A marvelous cast, including Sam Shepard, Jessica Lange and Eva Marie Saint, can’t overcome a dust-dry script in this Western.

By: Bob Brown
   In this quiet film by Wim Wenders and actor/playwright Sam Shepard, the American West is a mesa incognita. Its beautiful, inscrutable barrenness is a plain on which Americans, like Shane, are often untethered and psychically adrift.
   The inspired opening shot encapsulates the entire theme of the movie. We peer out from black space through two eyeholes, framing a turquoise sky dotted with cloud puffs. It’s as if we’re viewing heaven from inside a mask. Who is this masked man? Who is this masked being? As the surroundings emerge into light, we see that the holes are openings in two natural stone bridges, cut through rock in the Utah desert.
   Under one bridge, a cowboy gallops away toward the horizon. That cowboy is aging actor Howard Spence (Shepard), who is escaping a Western movie set, Phantom of the West. The producers, frantic not to lose time, try to film around his unexpected absence, while a detective, Sutter (Tim Roth), is sent to track him and return him to fill the contract.
   Spence dis-Spences with his cowboy regalia and horse at an abandoned railroad whistle stop and proceeds by foot and bus to Elko, Nev. There, his mother (Eva Marie Saint), who hasn’t seen him for decades, takes him in as if he’s been gone a mere two weeks. Spence has no plans and only a vague idea of why he’s here, if it isn’t in a bottle or with a one-night stand.
   His mother’s suggestion that a woman in Butte, Mont., had been asking about him sets Spence off on another chase to find the missing piece in that puzzle of his life. Doreen (Jessica Lange), a Butte waitress with whom he had an affair 30 years earlier, is surprised to see him show up in town. So is their son, Earl (Gabriel Mann), whose talent as a singer has not saved him from the woman-abusing, self-destructive lifestyle that mirrors Howard’s own youth. Howard’s arrival opens Earl’s flood of pent-up anger.
   But a mysterious, serene young woman, Sky (Sarah Polley), has been shadowing Howard all the way to Butte, cradling a sky-blue urn of her recently deceased mother’s ashes. She tries to confront Howard, who resists being pried open, even while he probes others for answers.
   Viewers who know and love Wenders’ earlier work, especially Paris, Texas (another Shepard/Wenders collaboration) and Wings of Desire, will approach this oddly inert Western with the right frame of mind. This summary of events and the trailer to the film suggest a lot of action and humor, which one might expect in a contemporary Western. However, the proof is in the pudding. Thin, even empty dialogue and generous silences spread out to a little more than two hours, making this a long sit.

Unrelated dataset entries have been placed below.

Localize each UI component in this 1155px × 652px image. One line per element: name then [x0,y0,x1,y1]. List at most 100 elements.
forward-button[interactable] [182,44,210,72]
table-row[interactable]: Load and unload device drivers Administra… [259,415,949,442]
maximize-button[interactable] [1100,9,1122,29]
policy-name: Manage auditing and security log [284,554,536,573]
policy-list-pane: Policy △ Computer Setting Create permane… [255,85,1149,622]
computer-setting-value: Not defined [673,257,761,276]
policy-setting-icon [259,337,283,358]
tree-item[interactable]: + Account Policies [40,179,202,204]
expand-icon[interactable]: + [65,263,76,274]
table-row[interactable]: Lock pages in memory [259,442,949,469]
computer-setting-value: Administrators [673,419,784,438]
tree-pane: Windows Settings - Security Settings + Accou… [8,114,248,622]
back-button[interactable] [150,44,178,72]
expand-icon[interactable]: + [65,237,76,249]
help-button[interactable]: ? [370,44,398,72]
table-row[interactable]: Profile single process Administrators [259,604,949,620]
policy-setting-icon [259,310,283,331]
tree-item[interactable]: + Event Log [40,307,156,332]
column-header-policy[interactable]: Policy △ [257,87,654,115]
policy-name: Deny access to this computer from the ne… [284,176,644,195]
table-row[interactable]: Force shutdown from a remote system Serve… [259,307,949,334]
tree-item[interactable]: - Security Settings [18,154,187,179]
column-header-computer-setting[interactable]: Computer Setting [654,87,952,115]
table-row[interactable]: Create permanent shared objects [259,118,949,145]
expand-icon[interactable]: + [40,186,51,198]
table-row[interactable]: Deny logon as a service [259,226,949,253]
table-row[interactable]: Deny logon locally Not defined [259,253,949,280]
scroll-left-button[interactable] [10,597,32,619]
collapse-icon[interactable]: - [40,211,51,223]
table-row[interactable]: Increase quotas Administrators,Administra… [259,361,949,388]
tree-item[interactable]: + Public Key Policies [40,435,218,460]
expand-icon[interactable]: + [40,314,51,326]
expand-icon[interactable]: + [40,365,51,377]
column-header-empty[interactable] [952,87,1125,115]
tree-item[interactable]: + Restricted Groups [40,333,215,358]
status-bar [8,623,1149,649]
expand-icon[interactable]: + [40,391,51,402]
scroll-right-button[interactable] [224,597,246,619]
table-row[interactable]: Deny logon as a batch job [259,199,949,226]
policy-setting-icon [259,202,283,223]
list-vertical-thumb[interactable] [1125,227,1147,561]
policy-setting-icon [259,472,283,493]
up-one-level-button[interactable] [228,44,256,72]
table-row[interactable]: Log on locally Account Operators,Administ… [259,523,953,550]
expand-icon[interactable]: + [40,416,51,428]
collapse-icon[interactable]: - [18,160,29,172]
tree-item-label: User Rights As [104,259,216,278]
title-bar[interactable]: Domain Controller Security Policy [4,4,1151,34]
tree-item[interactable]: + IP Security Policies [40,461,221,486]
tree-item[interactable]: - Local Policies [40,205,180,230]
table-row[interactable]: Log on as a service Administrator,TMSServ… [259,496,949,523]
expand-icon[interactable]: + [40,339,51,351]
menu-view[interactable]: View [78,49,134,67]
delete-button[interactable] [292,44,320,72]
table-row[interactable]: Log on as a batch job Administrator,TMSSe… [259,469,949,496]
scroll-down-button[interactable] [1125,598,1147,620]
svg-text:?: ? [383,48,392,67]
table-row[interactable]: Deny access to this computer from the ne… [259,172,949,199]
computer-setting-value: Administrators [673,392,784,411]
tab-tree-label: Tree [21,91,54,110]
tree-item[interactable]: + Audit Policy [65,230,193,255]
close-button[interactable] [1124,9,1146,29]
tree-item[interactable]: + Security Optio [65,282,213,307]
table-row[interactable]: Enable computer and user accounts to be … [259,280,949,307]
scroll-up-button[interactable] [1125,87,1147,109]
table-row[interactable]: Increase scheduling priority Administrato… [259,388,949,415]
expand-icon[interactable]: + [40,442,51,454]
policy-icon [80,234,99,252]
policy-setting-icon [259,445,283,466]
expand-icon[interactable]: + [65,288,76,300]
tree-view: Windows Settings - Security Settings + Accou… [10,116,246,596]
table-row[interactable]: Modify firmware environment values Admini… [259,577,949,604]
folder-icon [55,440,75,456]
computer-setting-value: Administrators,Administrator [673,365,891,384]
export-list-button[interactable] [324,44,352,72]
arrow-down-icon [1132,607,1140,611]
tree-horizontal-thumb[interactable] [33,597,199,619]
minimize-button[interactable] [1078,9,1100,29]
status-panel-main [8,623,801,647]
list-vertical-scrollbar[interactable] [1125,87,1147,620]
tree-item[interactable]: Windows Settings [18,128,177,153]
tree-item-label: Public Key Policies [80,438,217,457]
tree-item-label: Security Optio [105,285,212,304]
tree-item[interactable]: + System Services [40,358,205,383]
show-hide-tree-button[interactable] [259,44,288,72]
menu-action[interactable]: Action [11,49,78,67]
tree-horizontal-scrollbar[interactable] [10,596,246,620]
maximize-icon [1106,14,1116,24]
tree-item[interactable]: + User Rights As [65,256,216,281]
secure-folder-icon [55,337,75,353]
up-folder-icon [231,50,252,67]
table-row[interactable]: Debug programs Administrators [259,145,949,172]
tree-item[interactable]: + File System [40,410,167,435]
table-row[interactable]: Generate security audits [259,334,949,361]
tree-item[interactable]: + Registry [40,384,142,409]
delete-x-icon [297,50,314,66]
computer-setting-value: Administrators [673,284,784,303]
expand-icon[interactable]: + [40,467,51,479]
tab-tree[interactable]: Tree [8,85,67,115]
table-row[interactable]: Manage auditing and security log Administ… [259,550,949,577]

   Residents of the real Elko and Butte may be surprised to see that the vibrant, forward-looking Western towns they portray on their Web sites are really decaying, sleepy bumps in the desert, where silent cowpokes are glued to the bar-rail. The towns’ byways look as if Edward Hopper painted them on a bet. The point is, it’s a movie about loneliness and disconnection and that search for a rooted place. We’re either restless and unsettled or we settle for what we have.
   In production notes to the film, Shepard talks about core ideas from which the script evolved. "It’s about estrangement more than anything," he says. "It’s about this strange American sadness that I find, the alone-ness they feel. We don’t know each other in America, we don’t even know who we are, we just don’t. I’m haunted by that American character and that strange, strange lack of identity."
   Europeans love to see a swaggering, cock-sure, bullying America exposed this way. In several scenes, a character spouting banalities is unsubtly framed by a steel-tower from which flutters the stars and stripes. Many Americans are not likely to be as intrigued by what seems old news. And portraying ennui does not entertain. For the price of a movie ticket, we rootless, un-self-realized Americans have the unalienable right not to be bored further. We want entertainment from movies, an escape from our emptiness. We seek amusement as antidote. Sky remarks to Doreen that she always wanted to be in the movie reality rather than the real one.
   The cast is marvelous, especially Mr. Shepard and Ms. Polley, as are cinematography by Franz Lustig (a German eye) and music by T-Bone Burnett (an American ear). But all this cannot hold audiences riveted enough to keep them in their seats. Events proceed at the pace of ore-mining machinery rusting. Ironically, it’s Mr. Shepard’s dust-dry script, with its predictable lines, its characters’ unexplained outbursts, that sinks this desert ship in the end. There’s a nice, ironic and completely unbelievable resolution. But by that time, many audience members will have given up and ridden off into the sunset.
Rated R. Contains language and brief nudity.